老舗バッグメーカーのエース(大阪市中央区)が、2023年にスタートしたブランド「UNTRACK(アントラック)」は、「“URBAN×OUTDOOR”をテーマに都市と自然、オンとオフのシーンをシームレスにとらえたバッグとウェアを展開する」(UNTRACK公式サイトトップページより引用)というコンセプトを打ち出している。どちらかというとビジネスバッグを主体にしてきたメーカーが、働き方の多様化に対し、オンとオフの境界を行き来できるバッグのブランドを立ち上げるというのは、構図として分かりやすいし、時代に即したブランド戦略ともいえる。
UNTRACKの製品自体も、なかなか攻めたラインアップで、それはそれで別途、どこかできちんと書きたいと思うのだけど、立ち上げ時の製品発表会で一番驚いたのは、ラインアップの中に“WAER”があったこと。しかも手袋や帽子といったファッション小物的なものではなく、シャツやジャケット、コートなどの洋服がずらりと揃っていたのだ。もちろん、アパレルメーカーとのコラボなどではなく、エースが企画/デザインも行うオリジナルの製品。そして、掲げたコンセプトが「着るバッグ」である。
試着をさせてもらうと、これが着心地も良く、UNTRACK製品らしく、オンにもオフにも使えるように、トラッドなデザインを現在風にオーバーサイズ気味にアレンジしてある、見た目にも無理のない仕上がり。ただ、発表会での試着では「着るバッグ」というコンセプトが、いまひとつ伝わらず、ポケットは多めだけど、それが目立たないデザインの製品という印象以上のものを持てなかった。
そこで、2年目に入ったことを機に、サンプルをお借りして実際に着て生活してみると、これがかなり面白い製品だということに気がついた。同時に、分からない点も色々あったので、UNTRACK WEARの開発を担当する生本紘史さん(ライフスタイル部アーバンアウトドア担当)に、開発の経緯から製品の細部までお話を伺った。
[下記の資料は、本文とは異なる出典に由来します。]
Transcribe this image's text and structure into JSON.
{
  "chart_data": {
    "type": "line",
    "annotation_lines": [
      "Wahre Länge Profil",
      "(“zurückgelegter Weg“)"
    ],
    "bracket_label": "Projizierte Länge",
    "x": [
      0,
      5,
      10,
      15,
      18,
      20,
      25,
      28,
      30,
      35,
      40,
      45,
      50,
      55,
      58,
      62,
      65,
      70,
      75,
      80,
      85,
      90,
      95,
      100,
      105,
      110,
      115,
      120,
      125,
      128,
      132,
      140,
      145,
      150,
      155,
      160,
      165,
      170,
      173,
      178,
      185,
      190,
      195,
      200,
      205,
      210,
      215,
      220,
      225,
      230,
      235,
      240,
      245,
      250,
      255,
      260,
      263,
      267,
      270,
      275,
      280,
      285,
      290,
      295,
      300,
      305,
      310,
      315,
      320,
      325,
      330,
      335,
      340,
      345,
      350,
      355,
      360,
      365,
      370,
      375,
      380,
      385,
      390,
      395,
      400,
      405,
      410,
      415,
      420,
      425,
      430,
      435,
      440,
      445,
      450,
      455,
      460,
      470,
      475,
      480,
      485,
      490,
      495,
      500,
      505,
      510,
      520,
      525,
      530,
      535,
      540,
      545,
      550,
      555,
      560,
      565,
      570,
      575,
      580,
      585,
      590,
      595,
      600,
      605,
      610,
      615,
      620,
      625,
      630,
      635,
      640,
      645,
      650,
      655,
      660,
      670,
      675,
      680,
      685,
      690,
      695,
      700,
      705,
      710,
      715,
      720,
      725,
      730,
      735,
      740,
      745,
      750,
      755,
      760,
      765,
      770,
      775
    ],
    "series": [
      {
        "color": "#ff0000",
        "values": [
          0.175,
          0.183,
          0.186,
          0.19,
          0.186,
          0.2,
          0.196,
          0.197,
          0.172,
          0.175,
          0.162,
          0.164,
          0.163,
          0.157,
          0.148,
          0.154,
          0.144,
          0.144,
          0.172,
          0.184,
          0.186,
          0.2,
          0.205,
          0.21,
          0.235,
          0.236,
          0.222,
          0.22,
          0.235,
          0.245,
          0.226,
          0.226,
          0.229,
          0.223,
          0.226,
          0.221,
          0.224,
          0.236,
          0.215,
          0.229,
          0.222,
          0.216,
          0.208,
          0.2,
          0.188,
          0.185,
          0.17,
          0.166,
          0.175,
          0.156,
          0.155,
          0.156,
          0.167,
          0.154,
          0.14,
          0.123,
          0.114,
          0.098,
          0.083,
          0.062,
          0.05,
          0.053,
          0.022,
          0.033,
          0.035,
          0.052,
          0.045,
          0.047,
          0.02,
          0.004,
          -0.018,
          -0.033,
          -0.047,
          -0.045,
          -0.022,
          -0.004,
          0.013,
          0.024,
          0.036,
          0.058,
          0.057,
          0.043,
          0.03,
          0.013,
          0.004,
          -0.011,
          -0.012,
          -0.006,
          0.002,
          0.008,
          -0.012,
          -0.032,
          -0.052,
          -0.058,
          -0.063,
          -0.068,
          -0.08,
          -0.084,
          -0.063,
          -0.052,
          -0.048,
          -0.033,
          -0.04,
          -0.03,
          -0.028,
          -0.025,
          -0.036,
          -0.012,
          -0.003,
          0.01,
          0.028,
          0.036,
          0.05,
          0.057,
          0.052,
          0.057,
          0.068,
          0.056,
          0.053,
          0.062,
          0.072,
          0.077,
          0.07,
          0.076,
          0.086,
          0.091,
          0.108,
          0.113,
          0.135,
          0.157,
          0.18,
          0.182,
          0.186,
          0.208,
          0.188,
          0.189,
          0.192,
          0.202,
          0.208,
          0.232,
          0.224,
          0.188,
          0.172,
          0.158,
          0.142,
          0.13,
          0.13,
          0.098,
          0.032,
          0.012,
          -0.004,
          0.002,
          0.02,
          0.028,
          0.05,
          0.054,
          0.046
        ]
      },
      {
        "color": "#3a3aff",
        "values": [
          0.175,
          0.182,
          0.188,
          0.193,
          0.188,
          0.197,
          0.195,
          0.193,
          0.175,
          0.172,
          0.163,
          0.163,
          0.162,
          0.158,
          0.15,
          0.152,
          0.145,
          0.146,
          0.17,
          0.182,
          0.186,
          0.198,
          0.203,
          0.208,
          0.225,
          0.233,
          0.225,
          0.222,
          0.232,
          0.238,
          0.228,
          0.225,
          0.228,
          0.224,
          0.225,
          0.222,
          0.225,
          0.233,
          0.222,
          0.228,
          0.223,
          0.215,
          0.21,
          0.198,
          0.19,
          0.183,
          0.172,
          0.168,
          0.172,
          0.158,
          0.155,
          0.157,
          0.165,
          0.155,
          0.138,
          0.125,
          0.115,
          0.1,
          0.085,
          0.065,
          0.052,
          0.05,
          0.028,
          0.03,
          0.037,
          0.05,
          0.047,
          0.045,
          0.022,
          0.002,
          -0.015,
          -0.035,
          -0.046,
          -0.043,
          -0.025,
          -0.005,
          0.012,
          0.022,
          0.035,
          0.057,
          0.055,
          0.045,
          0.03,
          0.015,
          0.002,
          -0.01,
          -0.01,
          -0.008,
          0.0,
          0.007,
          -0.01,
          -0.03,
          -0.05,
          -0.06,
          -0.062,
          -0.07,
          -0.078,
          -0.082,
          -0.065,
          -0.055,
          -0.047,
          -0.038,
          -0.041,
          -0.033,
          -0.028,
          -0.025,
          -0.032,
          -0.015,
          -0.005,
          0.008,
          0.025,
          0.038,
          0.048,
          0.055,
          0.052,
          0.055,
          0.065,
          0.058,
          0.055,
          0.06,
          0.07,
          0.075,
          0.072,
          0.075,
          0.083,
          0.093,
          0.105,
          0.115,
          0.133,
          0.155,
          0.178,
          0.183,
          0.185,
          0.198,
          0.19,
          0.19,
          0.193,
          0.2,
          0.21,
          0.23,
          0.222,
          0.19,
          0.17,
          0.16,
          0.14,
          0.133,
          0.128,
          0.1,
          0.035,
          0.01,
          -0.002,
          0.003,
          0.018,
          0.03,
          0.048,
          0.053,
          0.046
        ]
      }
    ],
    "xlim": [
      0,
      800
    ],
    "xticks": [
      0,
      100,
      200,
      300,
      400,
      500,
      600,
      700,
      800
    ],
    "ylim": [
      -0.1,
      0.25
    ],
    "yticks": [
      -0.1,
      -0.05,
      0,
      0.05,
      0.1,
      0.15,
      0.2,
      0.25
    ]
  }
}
「UNTRACKが始まる前に、ゼロハリバートンのブランドでゴルフウェアを作ったんです。これが当たったというか、比較的多くのご支持を頂いて、その流れから、カジュアルウェアも挑戦してみようかという話が上がってきたというのがきっかけです」と生本さん。
その時は、特にバッグメーカーが作る服というよりも、ゴルフバッグなどを作っている流れから、当時の派手目だったゴルフウェアに対して、ゼロハリバートンらしいシックで大人のムードのデザインのウェアを作ったという感じだったという。
「ただ、ディレクションに関わった社員にはかなりゴルフをやっている者も多くて、後ろポケットをスコアカードが入るサイズにするといった、プレイヤーの方に向けた機能性を盛り込んだり、機能素材を使ったりということは自然にやってましたね。そういう部分ではエースらしさを入れていたのかなと思います。」と、エース広報の森川泉さん。
UNTRACKというブランド自体のコンセプトでもあるが、オンとオフをシームレスに行き来できるバッグというのは、時代に沿った展開だとはいえ、では、そういうバッグを持つのはどういう人なのかが、バッグだけだと伝わりにくいのではないか、という点からも、服飾をやる必要性を感じていた。
そこから、実際に服を始めるという思い切りが、まず面白い。ファッションブランドがアイテムの一つとしてバッグを作るというのはよくあるが、バッグメーカーがバッグ的なアイテムとして服を作るというのは、かなり珍しいのではないだろうか。
「冒険でした」と生本さんは話す。